Ayer, en ese chat de WhatsApp, me enteré de la edad confesa de Miguel Reyes Razo y me sentí parte privilegiada de esa generación a la que me sumé apenas aprendiz de reportero y a los pocos años llegaste apremiado por Carlos Ferreyra Carrasco.

Ayer envié un saludo que se hizo viejo rápidamente sin respuesta, a Mauro Jiménez Lazcano y a Roberto Femat, a Miguel Reyes Razo y a Servando González. Y es que sólo tenían atención para ti, Juan, y te habría ruborizado que públicamente se te elogiara y recordara en esas anécdotas que solo los reporteros sabemos cómo se tejen.

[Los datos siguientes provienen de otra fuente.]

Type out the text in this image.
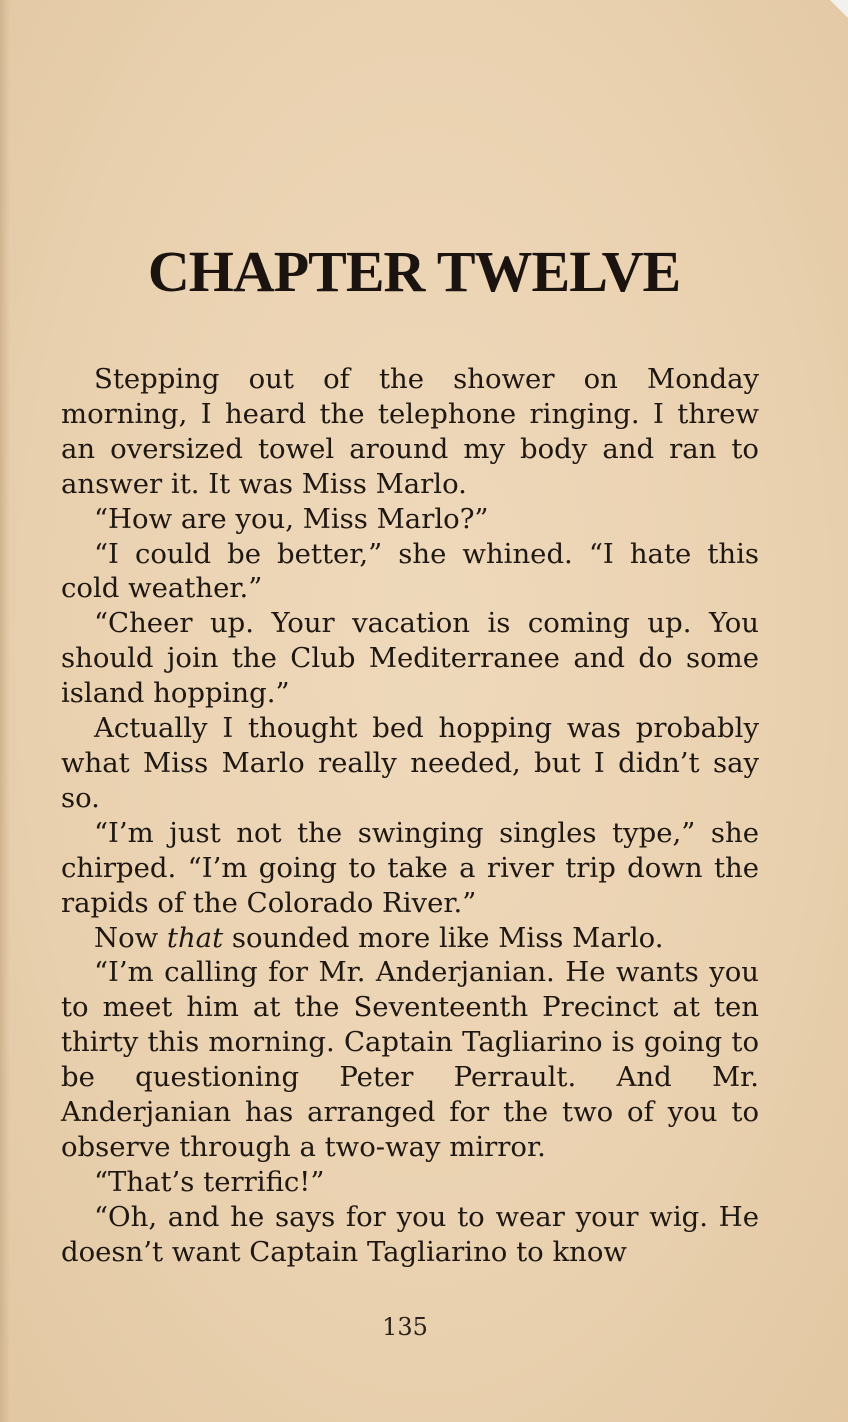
CHAPTER TWELVE

Stepping out of the shower on Monday morning, I heard the telephone ringing. I threw an oversized towel around my body and ran to answer it. It was Miss Marlo.

“How are you, Miss Marlo?”

“I could be better,” she whined. “I hate this cold weather.”

“Cheer up. Your vacation is coming up. You should join the Club Mediterranee and do some island hopping.”

Actually I thought bed hopping was probably what Miss Marlo really needed, but I didn’t say so.

“I’m just not the swinging singles type,” she chirped. “I’m going to take a river trip down the rapids of the Colorado River.”

Now that sounded more like Miss Marlo.

“I’m calling for Mr. Anderjanian. He wants you to meet him at the Seventeenth Precinct at ten thirty this morning. Captain Tagliarino is going to be questioning Peter Perrault. And Mr. Anderjanian has arranged for the two of you to observe through a two-way mirror.

“That’s terrific!”

“Oh, and he says for you to wear your wig. He doesn’t want Captain Tagliarino to know

135
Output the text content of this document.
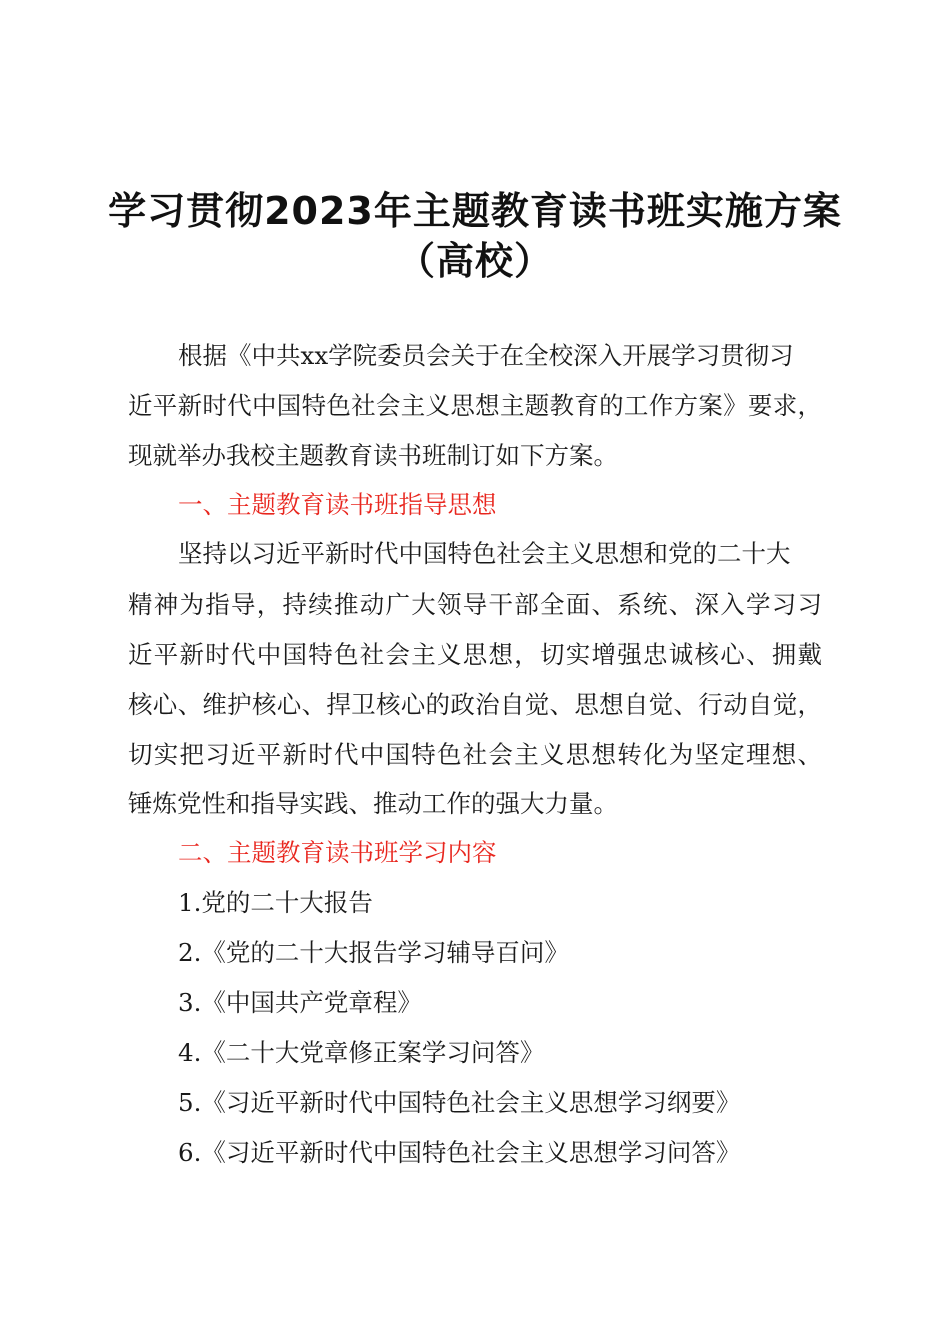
学习贯彻2023年主题教育读书班实施方案
（高校）
根据《中共xx学院委员会关于在全校深入开展学习贯彻习
近平新时代中国特色社会主义思想主题教育的工作方案》要求，
现就举办我校主题教育读书班制订如下方案。
一、主题教育读书班指导思想
坚持以习近平新时代中国特色社会主义思想和党的二十大
精神为指导，持续推动广大领导干部全面、系统、深入学习习
近平新时代中国特色社会主义思想，切实增强忠诚核心、拥戴
核心、维护核心、捍卫核心的政治自觉、思想自觉、行动自觉，
切实把习近平新时代中国特色社会主义思想转化为坚定理想、
锤炼党性和指导实践、推动工作的强大力量。
二、主题教育读书班学习内容
1.党的二十大报告
2.《党的二十大报告学习辅导百问》
3.《中国共产党章程》
4.《二十大党章修正案学习问答》
5.《习近平新时代中国特色社会主义思想学习纲要》
6.《习近平新时代中国特色社会主义思想学习问答》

Usted disculpará. Nuevamente abordo en este espacio el tema de mis colegas, mis hermanos de profesión, personajes poco comunes, una especie que se niega a la extinción, por más que le arrimen tecnología de punta y le alejen el olor a tinta y el ruido de las rotativas.

Mauro, te robo la paráfrasis: “somos frágiles y pasajeros; como decía Milán Kundera; somos un río que va al mar de manera continua, como decía El filósofo Vicente Lombardo Toledano; y nosotros los periodistas seguimos siendo los testigos de nuestro tiempo (…)”.

Mauro, hablabas de otros tiempos del periodismo mexicano, de otros colegas con historias propias. Pero fue consecuencia de referirse a Juan Arvizu Arrioja. “Como cosa tuya”.

Y, mire usted, los periodistas hablamos de periodistas y sólo los periodistas sabemos de qué madera estamos hechos los periodistas. Disculpe usted, pero solo los periodistas sabemos llorar estas ausencias, éstas súbitas despedidas.

Hay periodistas que mueren sin que nadie los recuerde ni les dedique una línea cuando fueron los amos de las líneas ágata que están desuso, o de los textos en word y de los bites. Cada quien llora a sus muertos. Permítame llorar en silencio a los míos, a mis colegas que, como Juan, no pudieron irse sin que se notara su ausencia. Se te extrañará, “Lugareño”. Conste.